Für die Verwaltung der Attribute sind folgende PIM-Funktionalitäten sinnvoll:
- Zahlenformatierung: Länderspezifische Dezimal- und Tausendertrennzeichen
Einstellungsmöglichkeiten für Rundungsregeln und Anzahl Nachkommastellen. Falls in Texten ausnahmsweise Zahlen enthalten sind, müssen die Zahlen ebenfalls formatierbar sein („pseudonumerisch“).
- Abhängige Attribute als solche (mehrdimensional) abbilden, um den Zusammenhang zu bewahren
Beispielsweise Nennspannung in Abhängigkeit von der Frequenz
- Attribute verketten
Beispielsweise Min-Max-Attribute oder Attribute mit ihren Einheiten verketten
- Attribute formelmäßig umrechnen
Beispielsweise metrische Maße in Imperialmaße umrechnen.

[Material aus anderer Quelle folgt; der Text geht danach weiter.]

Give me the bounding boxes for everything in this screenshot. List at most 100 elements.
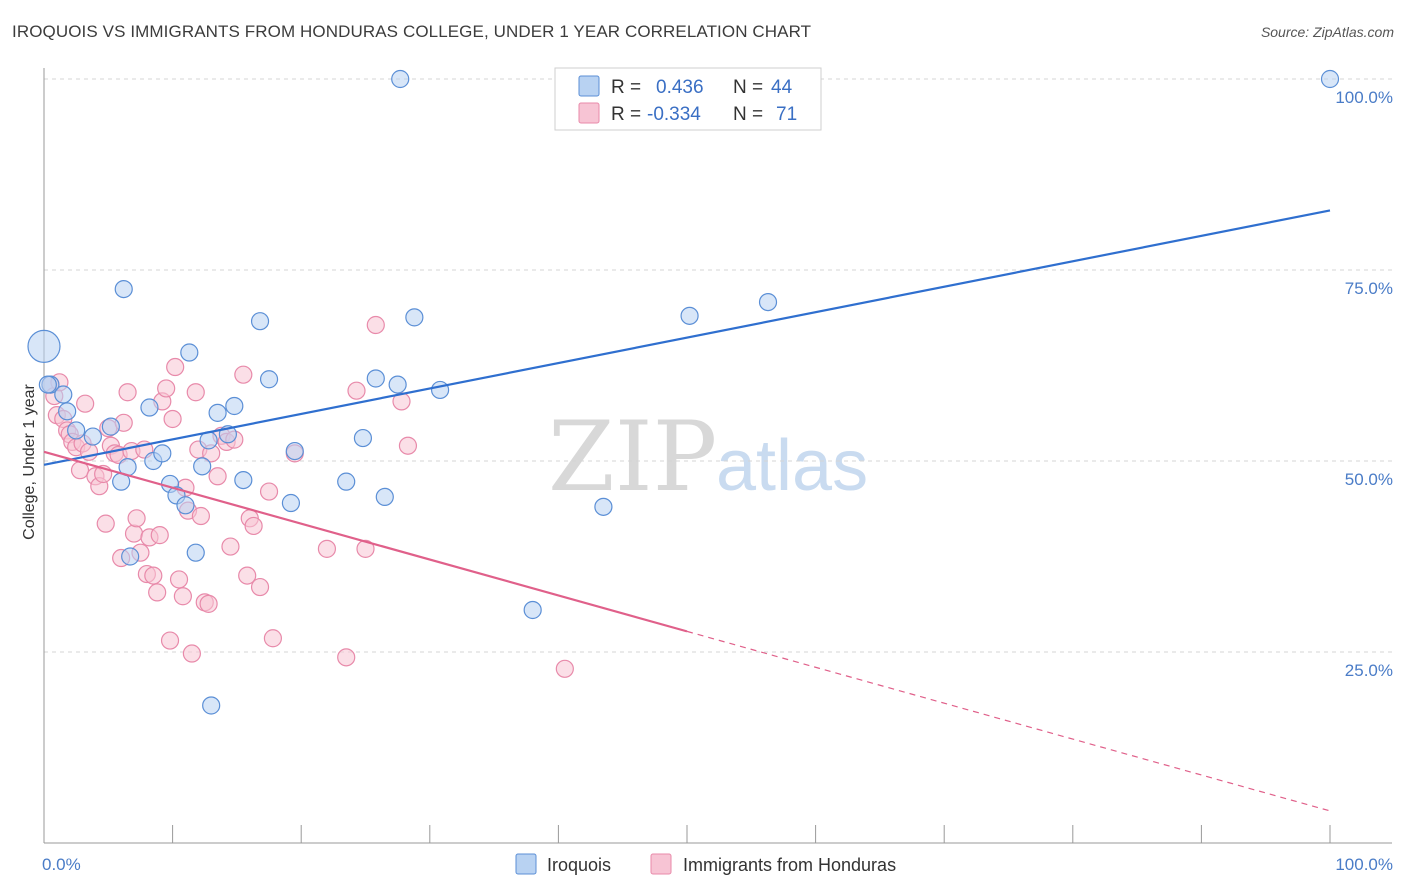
honduras-point-52 <box>221 537 240 556</box>
honduras-point-22 <box>118 383 137 402</box>
iroquois-point-6 <box>101 417 120 436</box>
trend-lines <box>43 209 1331 812</box>
trend-line-honduras-solid <box>43 450 688 633</box>
honduras-point-10 <box>76 394 95 413</box>
iroquois-point-34 <box>388 375 407 394</box>
iroquois-point-38 <box>523 600 542 620</box>
iroquois-point-3 <box>58 402 77 421</box>
legend-n-label-0: N = <box>733 77 763 98</box>
honduras-point-37 <box>166 357 185 377</box>
watermark-atlas: atlas <box>716 426 868 506</box>
honduras-point-39 <box>173 587 192 606</box>
honduras-point-59 <box>259 482 279 501</box>
bottom-legend-label-iroquois: Iroquois <box>547 855 611 875</box>
y-tick-label-3: 100.0% <box>1335 88 1393 107</box>
legend-r-value-0: 0.436 <box>656 77 704 98</box>
chart-title: IROQUOIS VS IMMIGRANTS FROM HONDURAS COL… <box>12 22 812 41</box>
honduras-point-55 <box>238 566 257 585</box>
watermark-zip: ZIP <box>548 401 717 513</box>
iroquois-point-43 <box>38 375 57 394</box>
honduras-point-35 <box>160 631 180 650</box>
honduras-point-49 <box>208 467 227 486</box>
iroquois-point-24 <box>225 396 244 416</box>
iroquois-point-2 <box>54 385 73 404</box>
iroquois-point-8 <box>114 280 133 299</box>
series-honduras-points <box>41 315 574 678</box>
legend-n-value-0: 44 <box>771 77 793 98</box>
honduras-point-68 <box>398 436 418 455</box>
iroquois-point-25 <box>234 471 253 490</box>
honduras-point-24 <box>124 524 144 543</box>
iroquois-point-29 <box>285 441 304 461</box>
iroquois-point-31 <box>353 428 373 448</box>
honduras-point-45 <box>191 506 210 526</box>
iroquois-point-4 <box>67 421 86 440</box>
bottom-legend-label-honduras: Immigrants from Honduras <box>683 855 896 875</box>
iroquois-point-18 <box>186 543 205 562</box>
iroquois-point-17 <box>180 343 199 362</box>
iroquois-point-37 <box>430 380 450 400</box>
y-tick-labels: 25.0% 50.0% 75.0% 100.0% <box>1335 88 1393 680</box>
honduras-point-67 <box>392 392 411 411</box>
bottom-legend-swatch-iroquois <box>515 853 537 875</box>
bottom-legend-swatch-honduras <box>650 853 672 875</box>
iroquois-point-32 <box>366 369 385 388</box>
iroquois-point-40 <box>680 306 699 325</box>
x-tick-labels: 0.0% 100.0% <box>42 855 1393 874</box>
x-tick-label-1: 100.0% <box>1335 855 1393 874</box>
top-legend: R = 0.436 N = 44 R = -0.334 N = 71 <box>554 67 822 131</box>
legend-n-label-1: N = <box>733 104 763 125</box>
iroquois-point-11 <box>140 398 159 417</box>
honduras-point-15 <box>96 514 115 533</box>
bottom-legend: Iroquois Immigrants from Honduras <box>515 853 896 875</box>
iroquois-point-41 <box>758 292 778 312</box>
iroquois-point-26 <box>250 312 270 331</box>
trend-line-honduras-dashed <box>686 630 1331 812</box>
honduras-point-65 <box>356 539 375 558</box>
honduras-point-69 <box>555 659 574 678</box>
y-tick-label-0: 25.0% <box>1345 661 1393 680</box>
honduras-point-57 <box>244 516 263 536</box>
honduras-point-64 <box>347 381 366 400</box>
honduras-point-25 <box>127 509 146 528</box>
iroquois-point-42 <box>1320 69 1340 89</box>
honduras-point-31 <box>148 583 167 602</box>
honduras-point-62 <box>317 539 337 558</box>
iroquois-point-30 <box>337 472 356 491</box>
legend-r-label-0: R = <box>611 77 641 98</box>
source-label: Source: ZipAtlas.com <box>1260 24 1394 40</box>
honduras-point-42 <box>182 644 201 663</box>
honduras-point-58 <box>250 577 270 597</box>
grid-lines <box>44 78 1392 653</box>
iroquois-point-33 <box>375 487 394 507</box>
series-iroquois-points <box>27 69 1340 715</box>
iroquois-point-0 <box>27 329 61 363</box>
iroquois-point-19 <box>193 457 212 476</box>
trend-line-iroquois <box>43 209 1331 466</box>
iroquois-point-21 <box>202 696 221 715</box>
honduras-point-43 <box>186 383 205 402</box>
legend-r-label-1: R = <box>611 104 641 125</box>
y-tick-label-2: 75.0% <box>1345 279 1393 298</box>
iroquois-point-36 <box>405 308 424 327</box>
honduras-point-30 <box>144 566 163 585</box>
y-tick-label-1: 50.0% <box>1345 470 1393 489</box>
honduras-point-47 <box>199 594 218 613</box>
x-tick-label-0: 0.0% <box>42 855 81 874</box>
honduras-point-38 <box>169 570 189 589</box>
iroquois-point-28 <box>281 493 301 513</box>
iroquois-point-39 <box>594 497 613 516</box>
iroquois-point-5 <box>83 427 102 446</box>
iroquois-point-16 <box>176 496 195 515</box>
legend-n-value-1: 71 <box>776 104 797 125</box>
axes <box>43 68 1392 844</box>
honduras-point-54 <box>234 365 253 384</box>
iroquois-point-35 <box>391 69 410 89</box>
y-axis-label: College, Under 1 year <box>21 384 38 540</box>
iroquois-point-27 <box>259 370 279 389</box>
iroquois-point-13 <box>153 444 172 463</box>
legend-r-value-1: -0.334 <box>647 104 701 125</box>
legend-swatch-honduras <box>578 102 600 124</box>
honduras-point-63 <box>337 648 356 667</box>
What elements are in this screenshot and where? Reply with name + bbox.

Komplexe Berechnungen mit Bedingungen als Skripte abbilden
- Attribute in Texten oder Grafiken als Platzhalter einfügen
Um die Konsistenz in allen Inhalten zu gewährleisten
- Bilder, beispielsweise Icons, zuordnen können
Denn oft werden zur Visualisierung in Katalogen und Website Bilder statt der textuellen Bezeichnungen eingesetzt
- Vererbungskonzept
Attribute nicht nur auf Ebene der Artikel pflegen können, sondern auch auf Produktgruppenebene für alle darin enthaltenen Artikel usw.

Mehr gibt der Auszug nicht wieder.